Edison Po—an ex-Marine, who was hard-edged, and known to be cruel was on him. He believed pain broke the truth loose. The first day was filled with torture.

But it didn't crack Coulson.

He was Level Eight for a reason. Even when he faced a mad god like Loki alone, he never blinked.

Raina arrived after handling her own business. She disliked Po's methods. She trusted leverage, control, and seduction more, a method that didn't leave bruises or evidence.

But she wasn't running this thing.

Grant Ward secretly reported the situation to John Garrett, who expressed disappointment in Edison Po.

Ward called Raina over. "It's up to you now," he said. "The Clairvoyant is displeased with his progress."

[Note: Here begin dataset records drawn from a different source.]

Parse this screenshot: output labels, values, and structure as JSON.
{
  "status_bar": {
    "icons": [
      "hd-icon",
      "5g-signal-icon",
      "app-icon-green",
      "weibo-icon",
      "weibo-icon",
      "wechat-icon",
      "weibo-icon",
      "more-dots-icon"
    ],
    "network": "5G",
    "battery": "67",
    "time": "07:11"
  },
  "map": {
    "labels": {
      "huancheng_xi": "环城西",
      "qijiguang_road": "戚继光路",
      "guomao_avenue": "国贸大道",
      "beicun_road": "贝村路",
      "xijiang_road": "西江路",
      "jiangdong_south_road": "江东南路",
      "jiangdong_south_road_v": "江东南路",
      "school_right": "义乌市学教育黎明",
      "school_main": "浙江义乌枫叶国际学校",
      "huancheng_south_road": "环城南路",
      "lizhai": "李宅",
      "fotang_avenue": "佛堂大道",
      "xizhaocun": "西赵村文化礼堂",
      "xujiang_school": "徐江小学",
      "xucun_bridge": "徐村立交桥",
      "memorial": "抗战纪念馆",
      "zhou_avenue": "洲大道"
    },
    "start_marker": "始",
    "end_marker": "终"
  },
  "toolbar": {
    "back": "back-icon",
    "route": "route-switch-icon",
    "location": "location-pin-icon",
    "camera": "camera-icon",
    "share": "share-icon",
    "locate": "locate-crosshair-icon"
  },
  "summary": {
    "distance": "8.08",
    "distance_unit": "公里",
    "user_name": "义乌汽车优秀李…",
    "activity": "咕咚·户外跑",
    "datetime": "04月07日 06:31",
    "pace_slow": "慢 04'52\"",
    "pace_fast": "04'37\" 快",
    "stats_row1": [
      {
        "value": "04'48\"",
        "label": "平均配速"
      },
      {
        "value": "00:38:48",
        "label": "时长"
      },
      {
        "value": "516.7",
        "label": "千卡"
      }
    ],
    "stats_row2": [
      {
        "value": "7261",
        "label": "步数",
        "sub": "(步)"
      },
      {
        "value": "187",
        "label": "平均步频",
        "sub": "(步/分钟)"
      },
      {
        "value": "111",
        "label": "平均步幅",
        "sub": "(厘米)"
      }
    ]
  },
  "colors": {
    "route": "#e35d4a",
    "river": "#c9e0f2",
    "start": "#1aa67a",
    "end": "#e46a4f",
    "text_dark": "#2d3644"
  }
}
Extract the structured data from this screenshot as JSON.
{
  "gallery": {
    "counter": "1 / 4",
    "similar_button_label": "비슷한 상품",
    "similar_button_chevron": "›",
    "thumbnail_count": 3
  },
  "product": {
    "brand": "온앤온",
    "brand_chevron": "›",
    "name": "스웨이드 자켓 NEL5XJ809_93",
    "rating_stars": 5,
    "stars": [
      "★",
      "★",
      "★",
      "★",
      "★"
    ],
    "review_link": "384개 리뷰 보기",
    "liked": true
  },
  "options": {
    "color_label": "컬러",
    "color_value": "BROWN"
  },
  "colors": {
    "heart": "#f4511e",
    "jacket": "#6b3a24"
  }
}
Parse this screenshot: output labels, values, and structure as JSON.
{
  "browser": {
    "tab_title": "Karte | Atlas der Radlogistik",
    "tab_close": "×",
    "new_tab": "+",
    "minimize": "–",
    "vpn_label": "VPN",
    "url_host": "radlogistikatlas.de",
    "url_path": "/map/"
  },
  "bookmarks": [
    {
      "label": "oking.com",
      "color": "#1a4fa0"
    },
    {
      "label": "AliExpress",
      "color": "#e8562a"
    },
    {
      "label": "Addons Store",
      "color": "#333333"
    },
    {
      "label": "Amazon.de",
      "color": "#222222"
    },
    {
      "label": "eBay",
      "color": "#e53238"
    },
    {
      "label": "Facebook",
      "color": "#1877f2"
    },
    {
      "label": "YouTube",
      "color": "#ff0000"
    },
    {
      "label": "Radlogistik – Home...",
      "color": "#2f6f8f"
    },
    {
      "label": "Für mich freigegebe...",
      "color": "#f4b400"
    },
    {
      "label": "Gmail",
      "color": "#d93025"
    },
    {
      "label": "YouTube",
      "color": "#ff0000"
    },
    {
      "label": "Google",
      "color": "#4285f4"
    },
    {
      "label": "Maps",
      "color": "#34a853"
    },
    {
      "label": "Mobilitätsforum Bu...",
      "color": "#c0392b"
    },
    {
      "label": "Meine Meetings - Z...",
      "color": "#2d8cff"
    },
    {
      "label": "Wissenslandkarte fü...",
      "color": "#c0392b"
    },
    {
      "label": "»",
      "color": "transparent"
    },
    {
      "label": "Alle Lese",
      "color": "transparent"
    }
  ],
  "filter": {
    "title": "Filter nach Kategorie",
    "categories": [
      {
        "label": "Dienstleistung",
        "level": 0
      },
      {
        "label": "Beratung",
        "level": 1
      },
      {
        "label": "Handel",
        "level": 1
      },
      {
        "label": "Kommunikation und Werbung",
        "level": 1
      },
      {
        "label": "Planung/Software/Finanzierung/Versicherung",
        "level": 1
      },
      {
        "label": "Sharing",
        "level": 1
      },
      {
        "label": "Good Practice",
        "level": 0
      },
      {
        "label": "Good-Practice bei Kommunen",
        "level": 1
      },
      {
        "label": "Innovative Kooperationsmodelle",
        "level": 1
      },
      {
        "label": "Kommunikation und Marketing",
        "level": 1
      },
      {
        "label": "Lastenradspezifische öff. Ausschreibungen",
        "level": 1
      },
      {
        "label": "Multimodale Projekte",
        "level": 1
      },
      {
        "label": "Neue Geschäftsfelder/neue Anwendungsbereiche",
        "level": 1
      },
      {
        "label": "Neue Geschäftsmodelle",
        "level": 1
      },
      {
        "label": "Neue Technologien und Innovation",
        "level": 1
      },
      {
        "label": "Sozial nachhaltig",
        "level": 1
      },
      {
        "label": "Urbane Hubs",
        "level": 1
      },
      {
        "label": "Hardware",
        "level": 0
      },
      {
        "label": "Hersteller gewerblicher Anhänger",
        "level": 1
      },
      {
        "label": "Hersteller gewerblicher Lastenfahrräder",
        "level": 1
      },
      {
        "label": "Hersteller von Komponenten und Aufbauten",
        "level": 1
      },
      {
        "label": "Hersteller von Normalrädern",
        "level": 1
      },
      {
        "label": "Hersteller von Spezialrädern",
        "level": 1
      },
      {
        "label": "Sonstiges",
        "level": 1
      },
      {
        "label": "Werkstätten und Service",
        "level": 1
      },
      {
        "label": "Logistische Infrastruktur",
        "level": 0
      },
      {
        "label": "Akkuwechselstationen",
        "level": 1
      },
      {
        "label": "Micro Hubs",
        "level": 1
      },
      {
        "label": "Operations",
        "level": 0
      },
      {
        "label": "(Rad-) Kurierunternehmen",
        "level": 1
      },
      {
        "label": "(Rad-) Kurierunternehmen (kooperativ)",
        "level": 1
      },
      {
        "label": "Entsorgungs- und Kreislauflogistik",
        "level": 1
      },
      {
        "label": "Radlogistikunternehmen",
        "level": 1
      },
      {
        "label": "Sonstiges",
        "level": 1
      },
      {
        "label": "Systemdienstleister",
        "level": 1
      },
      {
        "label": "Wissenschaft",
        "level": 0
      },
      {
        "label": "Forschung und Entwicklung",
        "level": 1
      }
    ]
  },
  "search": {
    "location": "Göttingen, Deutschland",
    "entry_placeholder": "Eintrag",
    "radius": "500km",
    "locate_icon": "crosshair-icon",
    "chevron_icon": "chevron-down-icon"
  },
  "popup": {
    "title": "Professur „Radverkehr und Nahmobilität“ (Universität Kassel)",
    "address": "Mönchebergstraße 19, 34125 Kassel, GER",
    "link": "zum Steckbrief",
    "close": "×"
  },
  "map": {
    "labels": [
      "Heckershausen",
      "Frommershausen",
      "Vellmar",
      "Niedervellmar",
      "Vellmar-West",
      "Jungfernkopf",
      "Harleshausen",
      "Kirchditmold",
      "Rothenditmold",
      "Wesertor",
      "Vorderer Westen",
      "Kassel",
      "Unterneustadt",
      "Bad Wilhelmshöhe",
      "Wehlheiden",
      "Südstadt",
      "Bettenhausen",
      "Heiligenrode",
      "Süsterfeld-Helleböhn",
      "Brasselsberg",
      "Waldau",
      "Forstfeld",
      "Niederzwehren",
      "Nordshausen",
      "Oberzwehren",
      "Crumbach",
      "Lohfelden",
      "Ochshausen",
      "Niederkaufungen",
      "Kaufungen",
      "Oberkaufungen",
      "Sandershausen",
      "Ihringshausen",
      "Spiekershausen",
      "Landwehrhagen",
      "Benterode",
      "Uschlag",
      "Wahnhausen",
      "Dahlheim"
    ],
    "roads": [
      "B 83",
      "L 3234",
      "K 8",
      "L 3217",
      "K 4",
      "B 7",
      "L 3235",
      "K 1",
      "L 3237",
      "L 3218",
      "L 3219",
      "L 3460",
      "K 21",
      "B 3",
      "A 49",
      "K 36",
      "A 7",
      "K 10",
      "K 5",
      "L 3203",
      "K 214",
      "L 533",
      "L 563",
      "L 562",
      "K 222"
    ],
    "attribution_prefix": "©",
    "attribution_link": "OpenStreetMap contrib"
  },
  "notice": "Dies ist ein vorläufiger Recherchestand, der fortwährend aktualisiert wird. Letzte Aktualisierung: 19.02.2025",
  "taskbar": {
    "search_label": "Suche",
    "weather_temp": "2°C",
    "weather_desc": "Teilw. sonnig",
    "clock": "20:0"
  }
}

He raised a pistol at Po and shot him without hesitation.

Raina's pulse spiked.

She'd always feared the Clairvoyant, and now she was playing three sides at once, never sure who knew what. For a long time, she believed the Clairvoyant could read minds—he always seemed one step ahead.

But after she agreed to act as a S.H.I.E.L.D. informant, nothing came down on her.

So maybe that ability was a myth.

She had an opportunity to call in—but didn't.

Coulson wasn't in immediate danger yet, and the secret he carried could ignite the third stage of the serum to work. Before she made her move, she wanted Coulson alone.

She poured a glass of ice water and entered the room. No one else was inside.

"Agent Phil Coulson," she said softly. "We meet again. You should take a rest."

Coulson's eyes flicked around, the question was clear: 'Are we alone? Is this safe?'

Raina smiled. "Relax, I bought this place. They haven't had time to bug the place. Everything about this feels rushed."

Coulson took a sip of water she brought to his lips. The cold eased some of the pain in his body.

"That's because they're in a hurry," he said quietly. "James will find this place soon."

He looked at her with unsettling calm.

"So," he added, "did they replace you?"